Quantization methods

Several advanced quantization techniques have been developed to make LLMs more efficient without significant loss in performance.

Below are some widely adopted quantization approaches:

AWQ

Activation-aware Weight Quantization (AWQ) is designed specifically for running LLMs on edge or resource-constrained devices. The core insight is that not all weights contribute equally to performance. Its developers believe only ~1% of weights are "salient" and need extra care during quantization. Therefore, this approach selectively protects the most impactful weights based on activation distributions, not just the weights themselves.

At a high level, AWQ applies an equivalent transformation that scales important weight channels based on offline-collected activation statistics.

It is ideal for low-bit quantization on models deployed in edge settings or latency-sensitive environments.

SmoothQuant

SmoothQuant is a general-purpose, training-free method for post-training quantization (PTQ) that enables efficient 8-bit quantization of both weights and activations (W8A8).

While quantizing weights is relatively straightforward, activations are much harder due to outliers that can significantly degrade accuracy. SmoothQuant solves this by "smoothing" the activation outliers. It mathematically shifts quantization difficulty from activations to weights through an equivalent transformation. As a result, it achieves up to 2× memory reduction and up to 1.56× speedup for LLMs.

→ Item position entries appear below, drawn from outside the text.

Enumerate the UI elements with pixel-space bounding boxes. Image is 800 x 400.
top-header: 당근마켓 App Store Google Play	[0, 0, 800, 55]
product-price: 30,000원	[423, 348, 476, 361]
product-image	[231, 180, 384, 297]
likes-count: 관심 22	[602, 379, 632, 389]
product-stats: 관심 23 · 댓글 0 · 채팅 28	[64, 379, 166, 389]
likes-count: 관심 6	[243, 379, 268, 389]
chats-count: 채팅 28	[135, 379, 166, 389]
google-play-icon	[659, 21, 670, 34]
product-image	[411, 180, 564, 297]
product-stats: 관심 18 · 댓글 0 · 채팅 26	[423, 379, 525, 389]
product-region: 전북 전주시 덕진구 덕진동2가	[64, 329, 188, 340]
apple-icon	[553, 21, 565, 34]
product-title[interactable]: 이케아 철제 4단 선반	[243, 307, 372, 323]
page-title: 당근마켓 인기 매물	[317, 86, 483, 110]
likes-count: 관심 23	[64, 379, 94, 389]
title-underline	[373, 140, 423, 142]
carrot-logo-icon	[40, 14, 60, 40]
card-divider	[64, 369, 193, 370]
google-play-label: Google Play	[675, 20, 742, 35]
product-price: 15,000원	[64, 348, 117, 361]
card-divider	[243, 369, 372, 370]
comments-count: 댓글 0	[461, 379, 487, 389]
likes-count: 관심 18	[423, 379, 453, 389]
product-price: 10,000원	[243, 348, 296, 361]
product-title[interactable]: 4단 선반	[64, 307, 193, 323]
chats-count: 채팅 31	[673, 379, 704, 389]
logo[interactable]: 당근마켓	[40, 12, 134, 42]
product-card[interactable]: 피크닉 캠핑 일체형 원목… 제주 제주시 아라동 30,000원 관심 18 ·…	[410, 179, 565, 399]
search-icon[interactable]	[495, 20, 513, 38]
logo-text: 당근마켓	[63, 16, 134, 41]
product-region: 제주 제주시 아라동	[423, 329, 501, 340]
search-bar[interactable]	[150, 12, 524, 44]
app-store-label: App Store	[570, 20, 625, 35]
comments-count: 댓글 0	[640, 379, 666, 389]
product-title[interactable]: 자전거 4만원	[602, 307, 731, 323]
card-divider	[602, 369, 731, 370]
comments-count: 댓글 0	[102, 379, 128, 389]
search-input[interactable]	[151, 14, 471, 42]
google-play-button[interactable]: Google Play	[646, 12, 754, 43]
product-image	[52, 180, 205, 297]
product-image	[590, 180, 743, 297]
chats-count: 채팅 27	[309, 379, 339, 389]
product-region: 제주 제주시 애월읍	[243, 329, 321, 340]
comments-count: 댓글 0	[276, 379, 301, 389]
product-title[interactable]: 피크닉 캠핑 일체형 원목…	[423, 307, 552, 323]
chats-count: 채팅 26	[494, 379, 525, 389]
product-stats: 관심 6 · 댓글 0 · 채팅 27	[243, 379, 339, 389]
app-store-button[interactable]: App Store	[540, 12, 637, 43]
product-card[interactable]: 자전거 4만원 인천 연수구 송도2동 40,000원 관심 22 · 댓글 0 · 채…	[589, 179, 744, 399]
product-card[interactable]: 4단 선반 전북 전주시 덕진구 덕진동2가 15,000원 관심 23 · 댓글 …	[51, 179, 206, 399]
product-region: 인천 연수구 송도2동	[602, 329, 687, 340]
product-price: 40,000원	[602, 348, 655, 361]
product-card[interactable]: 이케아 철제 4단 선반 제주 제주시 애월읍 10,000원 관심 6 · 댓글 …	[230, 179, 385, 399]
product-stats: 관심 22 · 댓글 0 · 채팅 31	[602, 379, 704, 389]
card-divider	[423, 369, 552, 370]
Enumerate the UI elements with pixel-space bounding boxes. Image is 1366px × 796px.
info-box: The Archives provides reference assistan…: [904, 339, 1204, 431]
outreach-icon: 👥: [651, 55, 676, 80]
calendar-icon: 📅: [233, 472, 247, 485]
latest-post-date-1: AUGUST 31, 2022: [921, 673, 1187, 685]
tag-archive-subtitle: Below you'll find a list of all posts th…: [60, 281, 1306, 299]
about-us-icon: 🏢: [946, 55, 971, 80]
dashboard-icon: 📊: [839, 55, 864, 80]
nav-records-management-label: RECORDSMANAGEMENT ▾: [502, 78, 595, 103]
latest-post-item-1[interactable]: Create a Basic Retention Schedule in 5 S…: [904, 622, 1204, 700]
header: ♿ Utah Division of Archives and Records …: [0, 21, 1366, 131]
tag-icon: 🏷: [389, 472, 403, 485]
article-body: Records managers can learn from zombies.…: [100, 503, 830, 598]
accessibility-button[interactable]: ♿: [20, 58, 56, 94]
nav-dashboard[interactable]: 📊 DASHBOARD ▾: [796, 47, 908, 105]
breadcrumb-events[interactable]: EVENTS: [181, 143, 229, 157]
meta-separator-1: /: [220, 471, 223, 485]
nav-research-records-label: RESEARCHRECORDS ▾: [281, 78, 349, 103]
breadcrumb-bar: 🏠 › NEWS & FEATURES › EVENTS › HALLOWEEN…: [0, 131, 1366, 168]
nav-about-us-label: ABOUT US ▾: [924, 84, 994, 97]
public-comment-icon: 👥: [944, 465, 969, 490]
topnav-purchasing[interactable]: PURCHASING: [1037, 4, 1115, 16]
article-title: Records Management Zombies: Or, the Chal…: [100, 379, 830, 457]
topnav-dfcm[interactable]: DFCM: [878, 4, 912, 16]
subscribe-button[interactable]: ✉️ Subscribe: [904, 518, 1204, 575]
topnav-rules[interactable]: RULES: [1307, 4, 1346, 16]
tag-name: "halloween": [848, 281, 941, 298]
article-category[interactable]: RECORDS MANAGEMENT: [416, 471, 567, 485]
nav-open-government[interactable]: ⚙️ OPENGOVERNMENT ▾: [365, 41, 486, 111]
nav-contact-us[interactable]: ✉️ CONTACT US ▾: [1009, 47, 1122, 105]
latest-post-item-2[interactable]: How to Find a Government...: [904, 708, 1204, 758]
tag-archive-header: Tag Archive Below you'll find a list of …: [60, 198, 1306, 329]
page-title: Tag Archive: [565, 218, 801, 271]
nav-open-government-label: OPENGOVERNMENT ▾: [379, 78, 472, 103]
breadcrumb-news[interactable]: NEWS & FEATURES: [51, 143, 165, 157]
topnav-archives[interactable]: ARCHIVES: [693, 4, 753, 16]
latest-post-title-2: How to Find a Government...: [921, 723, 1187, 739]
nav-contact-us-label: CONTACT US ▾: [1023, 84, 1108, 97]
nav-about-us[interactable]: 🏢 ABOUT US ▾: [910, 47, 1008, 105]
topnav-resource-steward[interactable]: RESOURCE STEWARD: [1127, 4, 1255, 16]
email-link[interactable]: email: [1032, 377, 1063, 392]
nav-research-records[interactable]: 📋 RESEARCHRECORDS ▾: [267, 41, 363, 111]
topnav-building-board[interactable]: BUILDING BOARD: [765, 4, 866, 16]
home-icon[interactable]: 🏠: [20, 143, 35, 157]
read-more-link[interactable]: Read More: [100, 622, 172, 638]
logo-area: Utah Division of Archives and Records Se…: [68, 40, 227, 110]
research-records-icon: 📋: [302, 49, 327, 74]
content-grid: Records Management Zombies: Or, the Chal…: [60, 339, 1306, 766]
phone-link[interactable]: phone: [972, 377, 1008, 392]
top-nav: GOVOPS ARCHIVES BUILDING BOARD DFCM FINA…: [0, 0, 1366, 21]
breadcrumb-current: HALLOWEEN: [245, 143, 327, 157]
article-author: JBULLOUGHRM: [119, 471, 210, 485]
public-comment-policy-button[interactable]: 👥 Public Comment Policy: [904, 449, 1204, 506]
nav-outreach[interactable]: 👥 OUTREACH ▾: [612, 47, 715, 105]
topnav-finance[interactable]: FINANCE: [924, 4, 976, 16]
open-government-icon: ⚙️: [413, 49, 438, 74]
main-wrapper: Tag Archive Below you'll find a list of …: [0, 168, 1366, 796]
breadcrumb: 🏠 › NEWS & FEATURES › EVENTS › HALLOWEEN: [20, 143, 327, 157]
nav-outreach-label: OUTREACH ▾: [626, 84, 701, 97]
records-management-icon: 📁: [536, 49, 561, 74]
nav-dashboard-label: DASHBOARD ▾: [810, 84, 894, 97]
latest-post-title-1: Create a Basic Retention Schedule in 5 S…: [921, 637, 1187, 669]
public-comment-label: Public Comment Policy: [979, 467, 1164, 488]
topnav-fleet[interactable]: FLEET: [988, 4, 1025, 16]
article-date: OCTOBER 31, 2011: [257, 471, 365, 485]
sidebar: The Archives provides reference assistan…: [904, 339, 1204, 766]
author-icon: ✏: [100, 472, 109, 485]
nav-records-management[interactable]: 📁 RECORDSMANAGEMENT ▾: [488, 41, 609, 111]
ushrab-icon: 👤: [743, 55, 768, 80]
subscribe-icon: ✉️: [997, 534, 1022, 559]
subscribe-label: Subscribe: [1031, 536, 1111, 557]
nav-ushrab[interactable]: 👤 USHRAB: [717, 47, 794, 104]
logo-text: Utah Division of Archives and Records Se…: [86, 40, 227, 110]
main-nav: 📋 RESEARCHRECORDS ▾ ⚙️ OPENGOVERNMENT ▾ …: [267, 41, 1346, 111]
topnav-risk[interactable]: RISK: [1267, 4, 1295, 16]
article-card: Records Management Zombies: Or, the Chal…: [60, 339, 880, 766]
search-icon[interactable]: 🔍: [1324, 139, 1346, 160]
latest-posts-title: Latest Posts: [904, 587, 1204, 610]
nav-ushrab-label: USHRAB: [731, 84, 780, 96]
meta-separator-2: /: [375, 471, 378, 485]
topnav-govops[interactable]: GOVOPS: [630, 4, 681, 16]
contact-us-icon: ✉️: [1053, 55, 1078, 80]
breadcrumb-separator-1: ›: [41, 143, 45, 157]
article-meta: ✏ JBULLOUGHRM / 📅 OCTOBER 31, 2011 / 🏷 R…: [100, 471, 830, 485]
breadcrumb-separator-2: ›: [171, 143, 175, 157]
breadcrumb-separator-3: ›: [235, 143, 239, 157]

SmoothQuant is a great choice when you want:

  • Full INT8 quantization (weights and activations)
  • High hardware efficiency without retraining
  • Minimal accuracy drop
  • Plug-and-play compatibility with most transformer models

It’s a turn-key solution that balances accuracy, performance, and ease of use. It’s ideal for production scenarios that demand efficiency at scale.

GPTQ

GPTQ is a fast, post-training quantization method that compresses large transformer models to 3–4 bits per weight with minimal accuracy loss. It’s specifically designed for scaling to models with hundreds of billions of parameters and does so without retraining.

Highlights:

  • Efficient at scale: Can quantize models like OPT-175B or BLOOM-176B in ~4 GPU hours.
  • Minimal accuracy loss: Maintains low perplexity, even with aggressive compression.
  • Extreme quantization: Supports 2-bit and ternary quantization, still with usable performance.
  • Runs massive models on single GPUs: Enables inference of 175B models on a single A100 or two A6000s.
  • Performance gains: Custom GPU kernels yield ~3.25× speedup over FP16.

GPTQ is widely used in open-source model serving pipelines, especially with AutoGPTQ. It is a go-to choice for high-speed, low-memory inference of large models.